The City Council had initially approved a proposal to cut the city's authorized police force to 750 officers, down from the current 888, beginning in 2022. But they changed course late Wednesday after the mayor called the move “irresponsible." The council voted 7-6 on Wednesday to keep the cap at 888.
“Tonight the City Council passed a budget that represents a compromise, and also a big step forward into a more compassionate and effective public safety future,” said City Council member Steve Fletcher, co-author of the proposal to lower the cap on staffing. He said the City Council has more work to do and "we cannot afford to remain stuck in the past any longer.”
Supporters call the City Council's plan “Safety for All,” the latest version of the “defund the police” movement that Minneapolis and other cities have considered since Floyd’s death ignited mass demonstrations against police brutality and a nationwide reckoning with racism.
The plan cuts nearly $8 million from Frey’s $179 million policing budget and redirects it to mental health teams, violence prevention programs and other initiatives.
More than 300 Minneapolis residents signed up to speak about the proposal Wednesday, with some pleading for City Council members to deliver the reforms they promised after Floyd’s death, and others warning it would be irresponsible to cut officers.
“The place I grew up this summer burned," said Will Roberts, who grew up in the Longfellow
Loraine Teel, of south Minneapolis, said she supported the mayor's position, telling council members: “You cannot achieve reform without a plan that includes the
Cities around the U.S., including Los Angeles, New York City and Portland, Oregon, are shifting funds from police departments to social services programs in an effort to provide new solutions for problems traditionally handled by police. Such cuts have led some departments to lay off officers, cancel recruiting classes or retreat from hiring goals.
In Minneapolis, violent crime rates have surged since the death of Floyd, a Black man who was handcuffed and pleading for air for several minutes while Derek Chauvin, a white former officer, pressed his knee against his neck. Chauvin and three others were charged in Floyd’s death and are expected to stand trial in March.
Police have recorded 532 gunshot victims this year as of last Thursday, more than double the same period a year ago. Carjackings have also spiked to 375 so far this year, up 331% from the same period last year. Violent crimes have topped 5,100, compared with just over 4,000 for the same period in 2019.
“This summer happened because George Floyd was murdered by the Minneapolis Police Department and it wasn't an accident, it's because the system of policing we know now is not just racist, but it doesn't create safety for all,” said Oluchi Omeoga, a cofounder of Black Visions, which supports “Safety for All” as a step toward more transformational change.
Due to austerity forced by the coronavirus pandemic, the mayor’s proposal already includes a $14 million cut to the department compared with its original 2020 budget, mostly through attrition. Frey aims to hold the number of sworn officers around 770 through 2021 with hopes of eventually increasing the force to its current authorized cap of 888. The department is already down by about 120 — partly due to officers claiming post-traumatic stress disorder from a summer of unrest — with more preparing to leave amid retirements and poor morale.

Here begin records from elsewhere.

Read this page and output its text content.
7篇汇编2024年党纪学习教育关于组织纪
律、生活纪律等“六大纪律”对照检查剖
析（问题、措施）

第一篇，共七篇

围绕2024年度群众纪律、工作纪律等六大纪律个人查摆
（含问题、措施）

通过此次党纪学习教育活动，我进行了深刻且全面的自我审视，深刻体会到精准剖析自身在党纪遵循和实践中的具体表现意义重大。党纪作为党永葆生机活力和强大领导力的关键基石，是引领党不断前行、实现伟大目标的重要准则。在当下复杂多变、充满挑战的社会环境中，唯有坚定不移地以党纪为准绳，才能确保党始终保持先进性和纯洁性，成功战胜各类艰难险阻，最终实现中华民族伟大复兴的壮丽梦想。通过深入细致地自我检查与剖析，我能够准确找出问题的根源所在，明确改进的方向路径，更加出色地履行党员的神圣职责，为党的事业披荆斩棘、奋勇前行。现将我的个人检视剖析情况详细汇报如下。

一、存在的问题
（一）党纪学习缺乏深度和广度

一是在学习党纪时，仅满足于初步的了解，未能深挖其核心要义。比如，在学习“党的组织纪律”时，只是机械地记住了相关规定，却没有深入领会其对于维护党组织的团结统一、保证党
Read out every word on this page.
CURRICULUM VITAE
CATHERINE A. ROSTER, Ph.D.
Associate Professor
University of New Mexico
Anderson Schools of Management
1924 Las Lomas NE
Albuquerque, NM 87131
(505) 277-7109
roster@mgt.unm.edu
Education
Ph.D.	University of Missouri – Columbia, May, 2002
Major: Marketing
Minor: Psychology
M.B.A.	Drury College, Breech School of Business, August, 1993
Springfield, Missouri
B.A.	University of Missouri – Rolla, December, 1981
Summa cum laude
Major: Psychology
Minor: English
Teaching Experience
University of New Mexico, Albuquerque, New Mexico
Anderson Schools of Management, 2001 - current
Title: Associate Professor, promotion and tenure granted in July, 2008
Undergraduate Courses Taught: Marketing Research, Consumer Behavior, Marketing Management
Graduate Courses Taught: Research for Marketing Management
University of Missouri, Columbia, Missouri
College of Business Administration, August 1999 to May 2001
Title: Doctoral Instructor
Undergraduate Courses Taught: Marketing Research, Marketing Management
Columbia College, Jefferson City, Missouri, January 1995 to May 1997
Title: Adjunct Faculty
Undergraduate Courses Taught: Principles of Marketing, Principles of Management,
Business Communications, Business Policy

A proposal over the summer to dismantle the department and replace it with a “Department of Community Safety and Violence Prevention” initially had support from a majority of the council but faltered when a separate city commission voted against putting it on the November ballot. The city was paying $4,500 a day at one point for private security for three council members who reported getting threats after supporting defunding.